Of course, you can call any thing by any name you like, but you have no sort of right to call two widely and fundamentally different things by the same name. And to call the emotion I have for you, for instance, by the same name as you call the emotion a man experiences for a woman when he is “in love” with her is monstrous. The two things are dissimilar in almost every respect.

When a man and woman are infected by what some scientific French gentleman seriously declares to be the love-microbe they are, it seems to me, the victims of all sorts of curious delusions and illusions, and they are unable to analyse their own states of mind. The man feels capable of all sorts of heroism and nobility, and the woman of any amount of self-sacrifice. That feeling of theirs is sheer delusion. In point of fact they are both in a state of highly inflamed egoism. Introduce the slightest whiff of jealousy and the heroism and the self-sacrifice are converted into the lowest-down sort of meanness. At once you get base and baseless suspicions, spying, of the opening-letters and listening-outside-doors order, and often, to wind up with, cruelty and savagery more frightful than the beast’s.

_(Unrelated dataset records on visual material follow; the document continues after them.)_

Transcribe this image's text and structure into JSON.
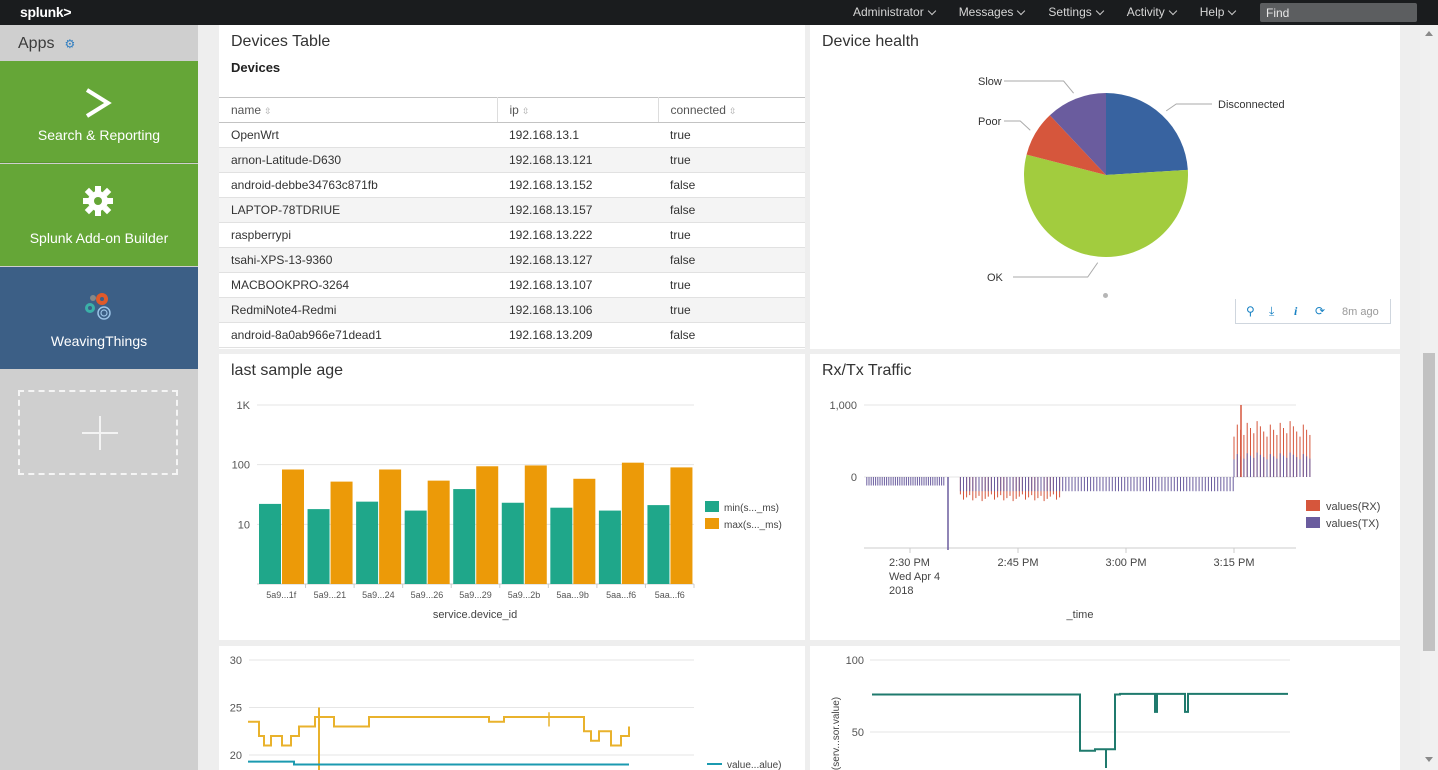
{
  "topbar": {
    "logo": "splunk>",
    "nav": [
      {
        "label": "Administrator"
      },
      {
        "label": "Messages"
      },
      {
        "label": "Settings"
      },
      {
        "label": "Activity"
      },
      {
        "label": "Help"
      }
    ],
    "search_placeholder": "Find"
  },
  "sidebar": {
    "header": "Apps",
    "apps": [
      {
        "label": "Search & Reporting",
        "icon": "chevron-prompt-icon"
      },
      {
        "label": "Splunk Add-on Builder",
        "icon": "gear-icon"
      },
      {
        "label": "WeavingThings",
        "icon": "weaving-gears-icon"
      }
    ]
  },
  "devices_panel": {
    "title": "Devices Table",
    "table_title": "Devices",
    "columns": [
      "name",
      "ip",
      "connected"
    ],
    "rows": [
      [
        "OpenWrt",
        "192.168.13.1",
        "true"
      ],
      [
        "arnon-Latitude-D630",
        "192.168.13.121",
        "true"
      ],
      [
        "android-debbe34763c871fb",
        "192.168.13.152",
        "false"
      ],
      [
        "LAPTOP-78TDRIUE",
        "192.168.13.157",
        "false"
      ],
      [
        "raspberrypi",
        "192.168.13.222",
        "true"
      ],
      [
        "tsahi-XPS-13-9360",
        "192.168.13.127",
        "false"
      ],
      [
        "MACBOOKPRO-3264",
        "192.168.13.107",
        "true"
      ],
      [
        "RedmiNote4-Redmi",
        "192.168.13.106",
        "true"
      ],
      [
        "android-8a0ab966e71dead1",
        "192.168.13.209",
        "false"
      ]
    ]
  },
  "health_panel": {
    "title": "Device health",
    "toolbar_time": "8m ago",
    "colors": {
      "Disconnected": "#3863a0",
      "OK": "#a2cc3e",
      "Poor": "#d6563c",
      "Slow": "#6a5c9e"
    }
  },
  "age_panel": {
    "title": "last sample age"
  },
  "traffic_panel": {
    "title": "Rx/Tx Traffic",
    "colors": {
      "RX": "#d6563c",
      "TX": "#6a5c9e"
    }
  },
  "bottom_left": {
    "legend": "value...alue)"
  },
  "bottom_right": {
    "ylabel": "s(serv...sor.value)"
  },
  "chart_data": [
    {
      "type": "pie",
      "title": "Device health",
      "categories": [
        "Disconnected",
        "OK",
        "Poor",
        "Slow"
      ],
      "values": [
        24,
        55,
        9,
        12
      ]
    },
    {
      "type": "bar",
      "title": "last sample age",
      "xlabel": "service.device_id",
      "ylabel": "",
      "yscale": "log",
      "ylim": [
        1,
        1000
      ],
      "yticks": [
        "10",
        "100",
        "1K"
      ],
      "categories": [
        "5a9...1f",
        "5a9...21",
        "5a9...24",
        "5a9...26",
        "5a9...29",
        "5a9...2b",
        "5aa...9b",
        "5aa...f6",
        "5aa...f6"
      ],
      "series": [
        {
          "name": "min(s..._ms)",
          "color": "#1fa78a",
          "values": [
            22,
            18,
            24,
            17,
            39,
            23,
            19,
            17,
            21
          ]
        },
        {
          "name": "max(s..._ms)",
          "color": "#ec9a08",
          "values": [
            83,
            52,
            83,
            54,
            94,
            97,
            58,
            108,
            90
          ]
        }
      ],
      "legend": "right"
    },
    {
      "type": "bar",
      "title": "Rx/Tx Traffic",
      "xlabel": "_time",
      "ylim": [
        -1000,
        1000
      ],
      "yticks": [
        "0",
        "1,000"
      ],
      "xticks": [
        "2:30 PM\nWed Apr 4\n2018",
        "2:45 PM",
        "3:00 PM",
        "3:15 PM"
      ],
      "series": [
        {
          "name": "values(RX)",
          "segments": [
            {
              "from": "2:37 PM",
              "to": "2:51 PM",
              "min": -350,
              "max": 0
            },
            {
              "from": "3:15 PM",
              "to": "3:26 PM",
              "min": 0,
              "max": 800
            }
          ]
        },
        {
          "name": "values(TX)",
          "segments": [
            {
              "from": "2:24 PM",
              "to": "2:35 PM",
              "min": -120,
              "max": 0
            },
            {
              "from": "2:37 PM",
              "to": "3:15 PM",
              "min": -200,
              "max": 0
            },
            {
              "from": "3:15 PM",
              "to": "3:26 PM",
              "min": 0,
              "max": 350
            }
          ]
        }
      ],
      "legend": "right"
    },
    {
      "type": "line",
      "yticks": [
        "20",
        "25",
        "30"
      ],
      "ylim": [
        19,
        31
      ],
      "series": [
        {
          "name": "value...alue)",
          "color": "#1b9ab0"
        },
        {
          "color": "#e9b22c"
        }
      ]
    },
    {
      "type": "line",
      "ylabel": "s(serv...sor.value)",
      "yticks": [
        "50",
        "100"
      ],
      "ylim": [
        25,
        105
      ],
      "series": [
        {
          "color": "#1f7a6d"
        }
      ]
    }
  ]
}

Well now, is the thing, this in-loveness which can be so easily transformed into devilry, worthy of the name we give to the feeling of parents for children, or friends towards one another? Yet that first thing is what is meant when one talks of the love of the sexes!

Mind you, there is no avoiding that microbe, the anti-toxin has not yet been found, and I don’t mind predicting that if ever it be found the demand for it will be of the slackest. I don’t mind confessing that if that microbe were swept out of the world, as we hope some day to sweep out the tubercle bacillus, the little chap would leave the world considerably duller than he found it, so dull as to be no place for the likes of me. But still we may as well see the thing for what it is. Because we are all mad sometimes, and enjoy our brief deliriums, there is no reason why in the sane intervals we should not frankly recognise what we were the last time we went mad and what we are likely to be the next.

Please don’t imagine that I have written the above passage by way of a warning to you. The philosopher neither warns against the inevitable nor regrets it. He likes just to look it straight in the face sometimes, that’s all. It amuses him.

But now, apart from this in-loveness—which I will not call love, hang me if I will—do men, men as a whole, men as a sex, love women, women in the lump, women as a sex? As I live, I don’t believe they do! It would be interesting if some leisured and industrious person—you might take on the job, Alexa, when you return—would compile a volume of proverbs, aphorisms, epigrams, from all languages, which have women as their subject. There is scarcely one of them—I don’t remember one—that has a word to say in her praise. As Dick Phenyl used to say in Sweet Lavender, ... ah heaven! a senile shudder runs through me when I think what a long time ago that was—“it’s all blame, blame, nothing but blame,” and a good deal more than blame, heavy vituperation, acrid snarling, and, I freely admit it, often disgusting and mendacious slander. But still, there we are; men made these proverbs and aphorisms, men cut and polished these epigrams, and men have kept them as current coin in the world.

Now I put it to you, does one satirise, ironise, slate, bully-rag, and squirt verbal vitriol at the thing one loves?

Then, watch men. You have the opportunity, since I understand you have a full house just now. Watch them, then. Do they, for instance, hurry up to the drawing-room after dinner, or do they linger down there over their wine and their talk till the hostess loses her patience and every feminine eye keeps turning to the door? No doubt if there’s any man there hopelessly “in love” he would sneak up if he dared. But the others? And oh! if you were to see us the moment after the dining-room door has closed behind you, you dears! If you were to see how we draw our chairs up, to note the change in our voices, the air of comfort with which we finger our glasses, the heavy reluctance with which we rise when the host gives the word! Oh!

I suppose there’s a little shooting still going on, isn’t there, or is it all over? But if there is, I dare say some of the women go out with the guns, or at any rate meet the men for luncheon. Well, watch the men’s faces, watch closely (don’t listen to their voices, we know how to school our voices) when the women volunteer. You will see how men pant for “women’s society!”

They won’t have you in their clubs, Alexa; think of that. Some years ago I, greatly daring, did propose at the annual general meeting of my club that women should be admitted—to tea. I could not find a seconder. One old gentleman who, to my great surprise, did rise to second me turned out to be deaf, and thought I was proposing something quite different. That luckless attempt of mine almost ruined my reputation; the memory of it still clings to me like the traces of some fell disease. They thought I was, well—pretty much everything but what I am.